We visited work on a new intake valve that reconnects freshwater flow to Red Slough, a waterway largely cut off by the logging industry back in the 1930s. We also checked this year’s progress on a new salmon spawning channel beside Boise creek, an ongoing project which had been delayed to protect wolf pups in a den nearby, and saw how year two is shaping up in Sθqəy Channel, which was completed last season. (Read about it here.)
Along the way, we spoke to Bailey, whose portfolio includes fish and other wildlife, about the ongoing restoration work and its future.
What are your thoughts on today?
It is way more than I expected to see — like the fresh, recent diggings and construction at the Red Slough intake. I was just amazed, and this right here [Boise channel], pretty awesome! Our salmon really need these places because they’re in crisis. The runs are just going down, so we need to do everything we can. Hopefully, these will help bring our salmon back to the numbers that they once were.

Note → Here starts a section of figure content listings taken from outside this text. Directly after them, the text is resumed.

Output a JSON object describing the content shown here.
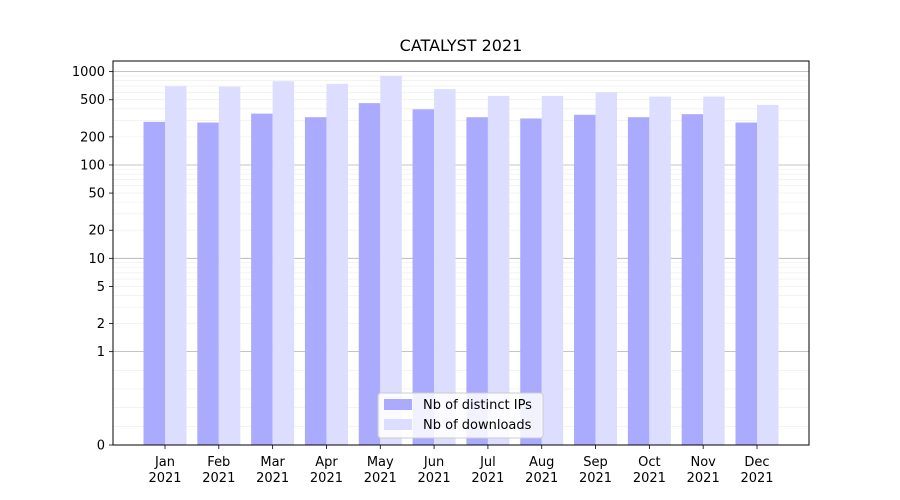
{
  "chart_data": {
    "type": "bar",
    "title": "CATALYST 2021",
    "xlabel": "",
    "ylabel": "",
    "yscale": "symlog",
    "ylim": [
      0,
      1300
    ],
    "yticks": [
      0,
      1,
      2,
      5,
      10,
      20,
      50,
      100,
      200,
      500,
      1000
    ],
    "categories": [
      [
        "Jan",
        "2021"
      ],
      [
        "Feb",
        "2021"
      ],
      [
        "Mar",
        "2021"
      ],
      [
        "Apr",
        "2021"
      ],
      [
        "May",
        "2021"
      ],
      [
        "Jun",
        "2021"
      ],
      [
        "Jul",
        "2021"
      ],
      [
        "Aug",
        "2021"
      ],
      [
        "Sep",
        "2021"
      ],
      [
        "Oct",
        "2021"
      ],
      [
        "Nov",
        "2021"
      ],
      [
        "Dec",
        "2021"
      ]
    ],
    "series": [
      {
        "name": "Nb of distinct IPs",
        "color": "#aaaaff",
        "values": [
          290,
          285,
          355,
          325,
          460,
          395,
          325,
          315,
          345,
          325,
          350,
          285
        ]
      },
      {
        "name": "Nb of downloads",
        "color": "#ddddff",
        "values": [
          700,
          690,
          790,
          740,
          900,
          650,
          550,
          550,
          600,
          540,
          540,
          440
        ]
      }
    ],
    "grid": true,
    "legend_position": "bottom-center"
  }
}
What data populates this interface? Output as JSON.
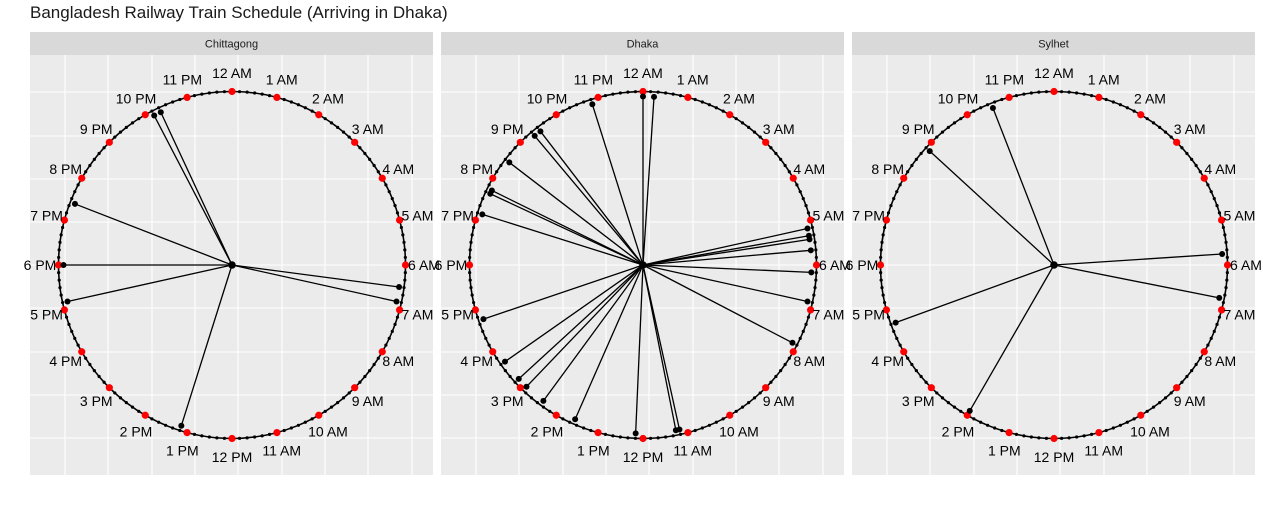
{
  "chart_data": {
    "type": "polar-clock",
    "title": "Bangladesh Railway Train Schedule (Arriving in Dhaka)",
    "hour_labels": [
      "12 AM",
      "1 AM",
      "2 AM",
      "3 AM",
      "4 AM",
      "5 AM",
      "6 AM",
      "7 AM",
      "8 AM",
      "9 AM",
      "10 AM",
      "11 AM",
      "12 PM",
      "1 PM",
      "2 PM",
      "3 PM",
      "4 PM",
      "5 PM",
      "6 PM",
      "7 PM",
      "8 PM",
      "9 PM",
      "10 PM",
      "11 PM"
    ],
    "colors": {
      "panel_bg": "#ebebeb",
      "strip_bg": "#d9d9d9",
      "grid": "#ffffff",
      "hour_marker": "#ff0000",
      "spoke": "#000000"
    },
    "panels": [
      {
        "name": "Chittagong",
        "arrival_times": [
          "22:10",
          "22:20",
          "19:25",
          "18:00",
          "17:10",
          "13:10",
          "06:30",
          "06:50"
        ]
      },
      {
        "name": "Dhaka",
        "arrival_times": [
          "00:00",
          "00:15",
          "22:50",
          "21:20",
          "21:30",
          "20:30",
          "19:40",
          "19:45",
          "19:10",
          "05:10",
          "05:20",
          "05:25",
          "05:40",
          "06:10",
          "06:50",
          "07:50",
          "16:45",
          "15:40",
          "15:10",
          "14:55",
          "14:25",
          "13:35",
          "12:10",
          "11:10",
          "11:15"
        ]
      },
      {
        "name": "Sylhet",
        "arrival_times": [
          "22:35",
          "20:50",
          "16:40",
          "14:00",
          "05:45",
          "06:45"
        ]
      }
    ]
  }
}
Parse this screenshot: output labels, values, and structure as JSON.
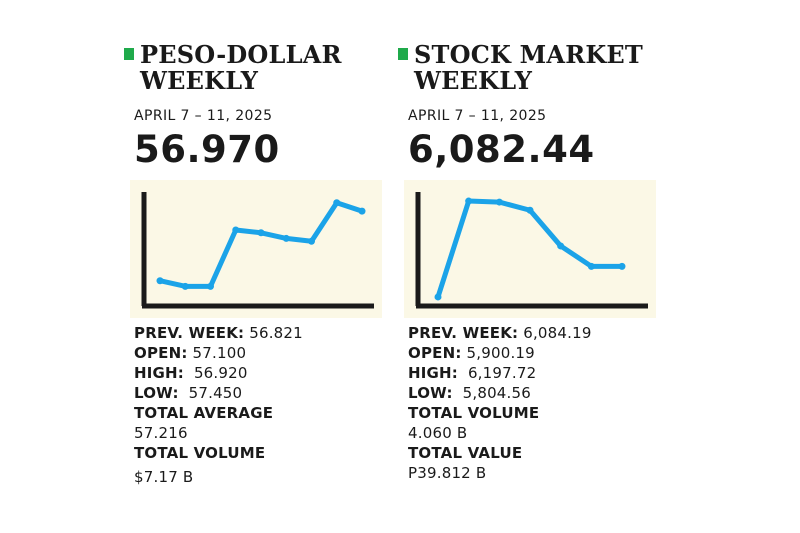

We’re now a few years into this work, is it meeting your expectations?
It’s far exceeded my expectations! I [had] thought we were doing the one project at Blue Creek where that landslide plugged up the spawning beds. But we fixed that and turns out we got about 10 years of [other restoration] work. But it doesn’t end there — everything has to be maintained from then onto forever because there’s always some environmental effect or event that will happen. We’re going to take care of that every year.
There was an elder from the Chilliwack area who, whenever he was asked to open an event, he’d give this prayer that was: “If you call it yours, you have to take care of it.” Well, this is our territory, so we have to take care of it. And that’s what we’re trying to do here.
Can you tell me a little more about the Red Slough project?
Salmon are going in there now — but as it is, they’re going in and dying. The iron takes the oxygen out of the water, so the fish come swimming in, there’s no oxygen and they die. Now we’ve got some funding to open it back up. We got the intake — we’ve seen it there today — the channels dug, and we’ll get some flow back in there to keep the oxygen levels up to where the fish can survive and spawn. And it’s a bit of a delta, so it will also be rearing habitat for the fry when they leave. I think it will increase our salmon populations — or give them a better chance, at least.
Can you talk about the importance of Katzie leadership on your traditional unceded territory?
[Environmental nonprofit] Age of Union donated a bunch of money to the BC Parks Foundation to buy up [more than] 700 acres, and part of it is Red Slough. The company that owned it before this, they go out into the wilderness and build resorts, something that we didn’t want to see here. We opposed them, right from day one, because it would have in some ways destroyed the way things are here in the Pitt.
So that’s the importance of our leadership. We’re not just here for money. We really, truly do believe in living with nature the best we can. Not like it used to be, and we may never be able to get back to that, but we’re doing the best we can to not just think about money.